AIII:  Allograft recipient candidates should be tested for Toxoplasma gondii antibodies to identify risk for reactivation.  Education should include ways to avoid exposure.
CIII:  Toxoplasma prophylaxis at the time of acute graft-versus-host disease or secondary prophylaxis following history of toxoplasmosis should be performed.

Food

BIII:  Foods with a risk of fungi, bacteria, or other contamination should be eliminated during and following stem cell transplant, and safer alternatives should be used (e.g., pasteurized cheese instead of unpasteurized cheese).

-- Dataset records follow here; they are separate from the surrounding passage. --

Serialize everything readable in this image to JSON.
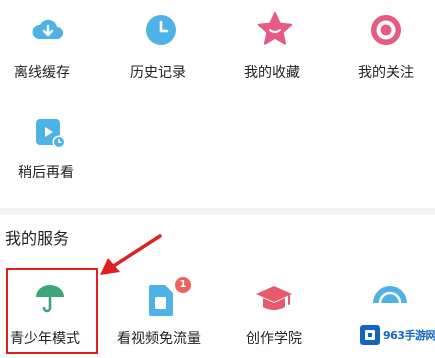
{
  "grid_top": [
    {
      "id": "offline-cache",
      "label": "离线缓存",
      "icon": "cloud-download-icon",
      "color": "#4fb2e6"
    },
    {
      "id": "history",
      "label": "历史记录",
      "icon": "clock-icon",
      "color": "#4fb2e6"
    },
    {
      "id": "favorites",
      "label": "我的收藏",
      "icon": "star-icon",
      "color": "#e65a83"
    },
    {
      "id": "following",
      "label": "我的关注",
      "icon": "target-icon",
      "color": "#e65a83"
    },
    {
      "id": "watch-later",
      "label": "稍后再看",
      "icon": "video-play-icon",
      "color": "#4fb2e6"
    }
  ],
  "services": {
    "title": "我的服务",
    "items": [
      {
        "id": "teen-mode",
        "label": "青少年模式",
        "icon": "umbrella-icon",
        "color": "#3aa679"
      },
      {
        "id": "free-data",
        "label": "看视频免流量",
        "icon": "sim-card-icon",
        "color": "#4fb2e6",
        "badge": "1"
      },
      {
        "id": "creator-academy",
        "label": "创作学院",
        "icon": "graduation-cap-icon",
        "color": "#e65a6b"
      },
      {
        "id": "partial-service",
        "label": "",
        "icon": "semicircle-icon",
        "color": "#4fb2e6"
      }
    ]
  },
  "watermark": {
    "text": "963手游网"
  },
  "colors": {
    "highlight": "#e02020",
    "arrow": "#e02020",
    "blue": "#4fb2e6",
    "pink": "#e65a83"
  }
}
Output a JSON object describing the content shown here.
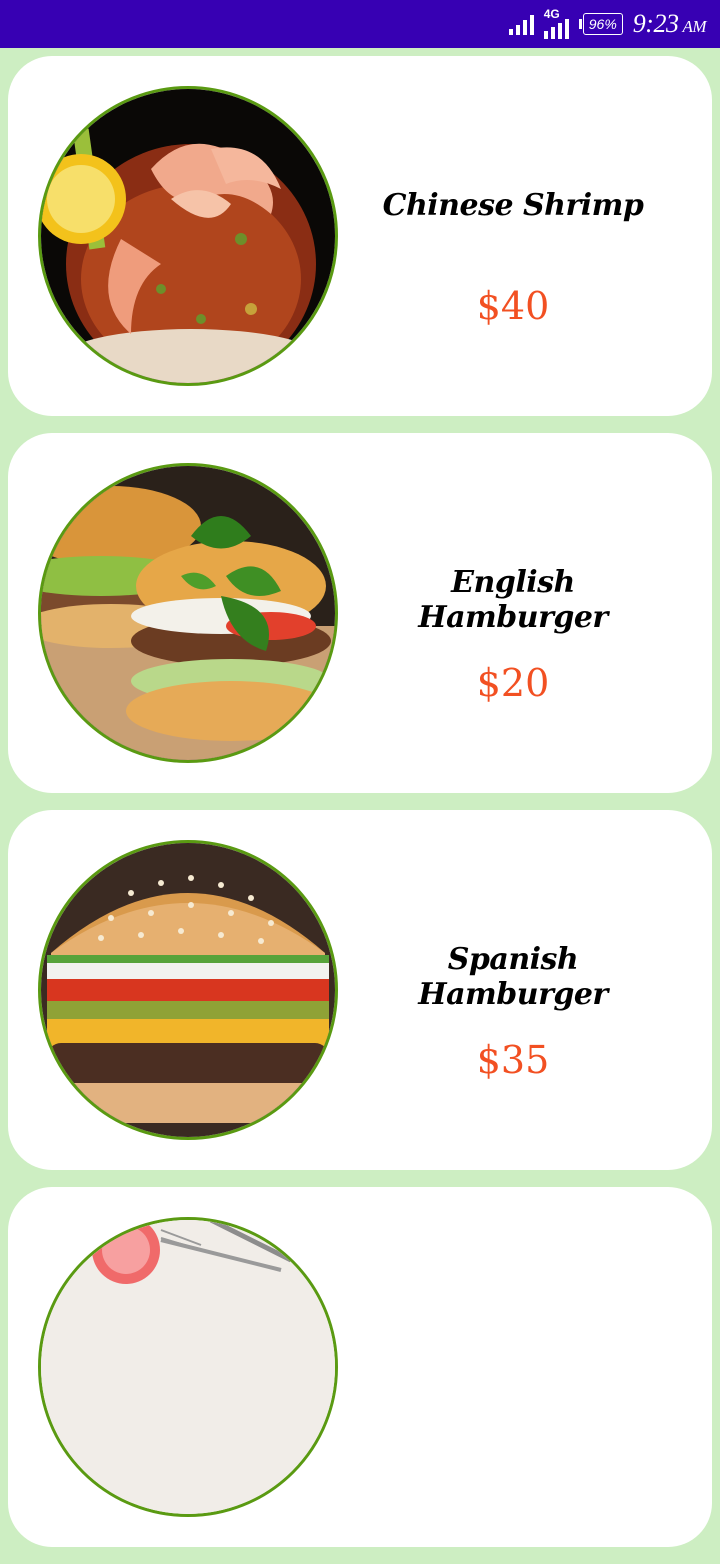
{
  "status_bar": {
    "network": "4G",
    "battery": "96%",
    "time": "9:23",
    "ampm": "AM",
    "color": "#3700b3"
  },
  "colors": {
    "background": "#cdeec2",
    "card": "#ffffff",
    "image_border": "#5a9a12",
    "price": "#f25022"
  },
  "menu": [
    {
      "name": "Chinese Shrimp",
      "price": "$40",
      "image": "shrimp-cocktail-image"
    },
    {
      "name": "English Hamburger",
      "price": "$20",
      "image": "basil-burger-image"
    },
    {
      "name": "Spanish Hamburger",
      "price": "$35",
      "image": "cheeseburger-image"
    },
    {
      "name": "",
      "price": "",
      "image": "grapefruit-plate-image"
    }
  ]
}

Vaccination After Stem Cell Transplant

AIII:  Immunity against specific pathogens should be analyzed one year after allogeneic transplant with reimmunization with inactivated vaccine or toxoids.

The article also states that stem cell transplant recipients are not to receive live-attenuated virus vaccination during the two years after transplant.  No rating was provided for this “strictly contraindicated” recommendation.

• Some clinical trials during the 1990s did not specify allograft recipients for inclusion, so patients undergoing allograft and autologous stem cell transplants may have been included.
• Placebo studies are rare for this area of study, so most trials compared an old medication with a new one.
• Advances in allogeneic stem cell transplantation over the past 15 years make comparisons of patients who received growth factor stimulation after transplant and those who did not, which is problematic.
   

Specific recommendations with strong evidence, AI and EI, should be included in nursing practice guidelines with recommendations for and against practice, respectively.  Other recommendations should not be included until higher evidence from trials can be demonstrated or included in the “Evidence Not Established” category.